Today began a four day tour of southern Israel or the Negev. On our drive down to Be’er Sheva (modern Beersheba), we stopped to look at a few sites along the way in the “Shephelah” or lowlands of ancient Judah. Here are a few highlights:
We stopped at ancient Azekah, one of the fortress cities of Judah in the divided kingdom period (cf. 2 Chr 11:9). From Azekah, we are able to look over the Elah Valley and the site of David’s famous battle with Goliath. In OT times, the Elah Valley was one of the few good routes to the Judean heartland (and especially to Bethlehem and Jerusalem). Therefore, when a certain Philistine army threatened to come through the valley, King Saul met them with the army of Israel. However, the armies did not engage; instead, they lined up on opposite ridgelines, the Israelites to the north (left hills in the picture) and the Philistines to the south, from Azekah to Socoh (right hills in the picture) (1 Sam 17:1-3). Meanwhile, the Philistine giant Goliath marched down into the valley day after day to challenge the warriors of Israel and to defy Israel’s God (1 Sam 17:4-11, 45). However, young David, already anointed by Samuel to be Israel’s next king (1 Sam 16:13), had faith in God and was zealous for God’s name (1 Sam 17:45-47). David descended from the north ridgeline, picked up five smooth stones from the Wadi Elah in the middle of the valley, and then met Goliath—two lone figures in the middle of the valley watched by the armies on both sides (1 Sam 17:40, 48). When Goliath fell, the previously frightened Israelites charged down the hill in pursuit and the Philistines knew that there was indeed a God in Israel (1 Sam 17:49-54).
After Azekah, we drove to another valley in the Shephelah to visit the site of the most important fortress city in Judah (aside from Jerusalem) in OT times: Lachish (cf. Josh 10:31-32; 2 Chr 11:9). Close to the International Coastal Highway and guarding a backdoor route to Jerusalem, Lachish was a clear obstacle to any invading army. The double-walled city was quite large (30 acres; compare Jerusalem’s original size under David of 9 acres) and featured a three-storied fortress-palace within. The gate complex at Tel Lachish has yielded a doubly interesting archaeological discovery: a chamber set aside for idolatrous worship (the syncretism of Judah’s wicked kings) that was later used as a latrine before being buried under dirt (no doubt due to Hezekiah’s or Josiah’s reforms, cf. 2 Ki 10:27). Lachish was conquered by Assyria before Sennacherib was supernaturally repelled by the Lord (2 Ki 18:14, 17; 19:8; 35-37) but was then conquered again and destroyed by Babylon in the final years of the kingdom of Judah (Jer 34:6-7). Lachish was never again rebuilt.

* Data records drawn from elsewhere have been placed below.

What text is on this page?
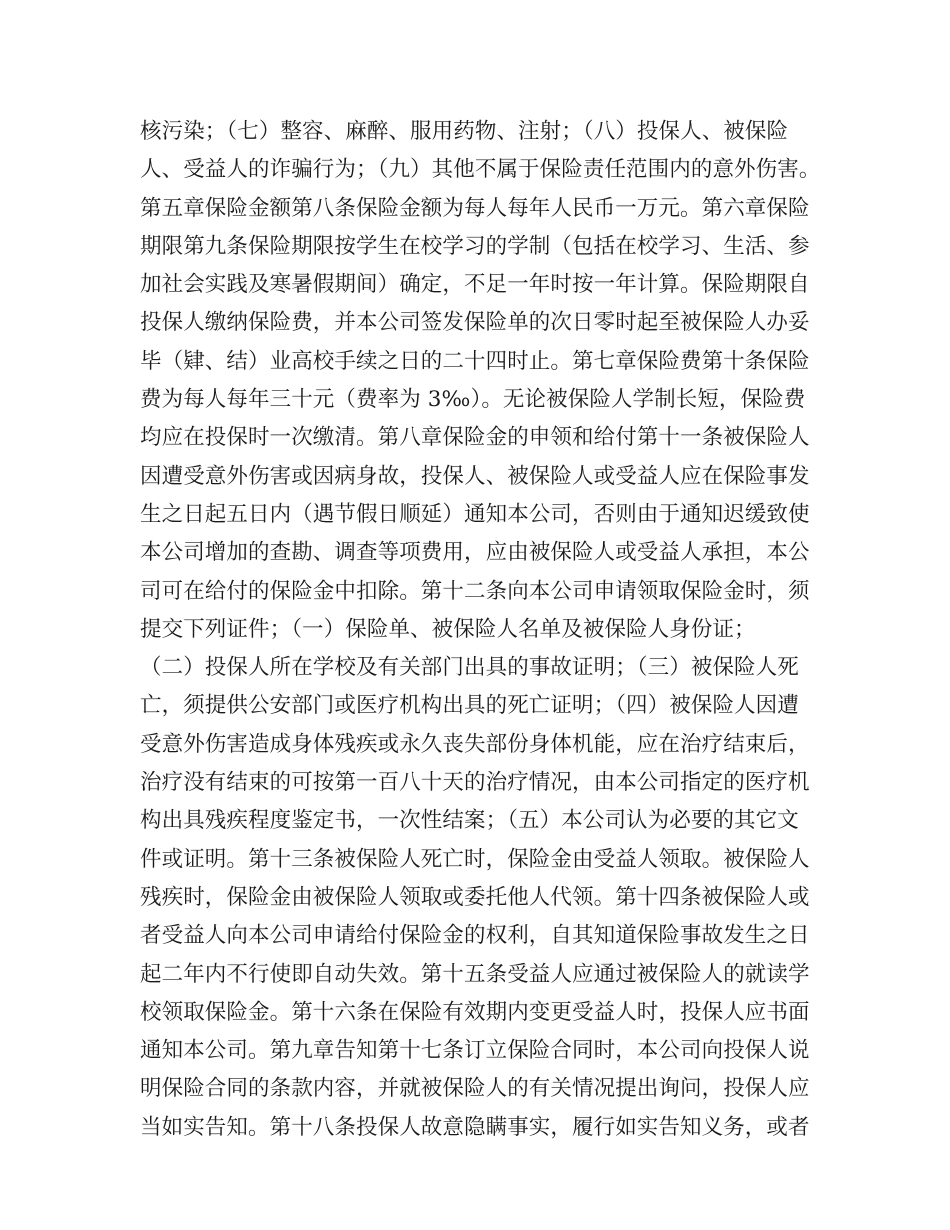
核污染；（七）整容、麻醉、服用药物、注射；（八）投保人、被保险
人、受益人的诈骗行为；（九）其他不属于保险责任范围内的意外伤害。
第五章保险金额第八条保险金额为每人每年人民币一万元。第六章保险
期限第九条保险期限按学生在校学习的学制（包括在校学习、生活、参
加社会实践及寒暑假期间）确定，不足一年时按一年计算。保险期限自
投保人缴纳保险费，并本公司签发保险单的次日零时起至被保险人办妥
毕（肄、结）业高校手续之日的二十四时止。第七章保险费第十条保险
费为每人每年三十元（费率为 3‰）。无论被保险人学制长短，保险费
均应在投保时一次缴清。第八章保险金的申领和给付第十一条被保险人
因遭受意外伤害或因病身故，投保人、被保险人或受益人应在保险事发
生之日起五日内（遇节假日顺延）通知本公司，否则由于通知迟缓致使
本公司增加的查勘、调查等项费用，应由被保险人或受益人承担，本公
司可在给付的保险金中扣除。第十二条向本公司申请领取保险金时，须
提交下列证件；（一）保险单、被保险人名单及被保险人身份证；
（二）投保人所在学校及有关部门出具的事故证明；（三）被保险人死
亡，须提供公安部门或医疗机构出具的死亡证明；（四）被保险人因遭
受意外伤害造成身体残疾或永久丧失部份身体机能，应在治疗结束后，
治疗没有结束的可按第一百八十天的治疗情况，由本公司指定的医疗机
构出具残疾程度鉴定书，一次性结案；（五）本公司认为必要的其它文
件或证明。第十三条被保险人死亡时，保险金由受益人领取。被保险人
残疾时，保险金由被保险人领取或委托他人代领。第十四条被保险人或
者受益人向本公司申请给付保险金的权利，自其知道保险事故发生之日
起二年内不行使即自动失效。第十五条受益人应通过被保险人的就读学
校领取保险金。第十六条在保险有效期内变更受益人时，投保人应书面
通知本公司。第九章告知第十七条订立保险合同时，本公司向投保人说
明保险合同的条款内容，并就被保险人的有关情况提出询问，投保人应
当如实告知。第十八条投保人故意隐瞒事实，履行如实告知义务，或者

Our final stop on the way down to Be’er Sheva was at the site of ancient Ashkelon, one of the five great cities of Philistines (1 Sam 6:17). We took time to examine and then walk through an uncovered Canaanite city gate, the oldest arched gate in the world. Then, as Ashkelon was a coastal city, we took a brief swim in the Mediterranean. The waters were very refreshing after a rigorous day of touring!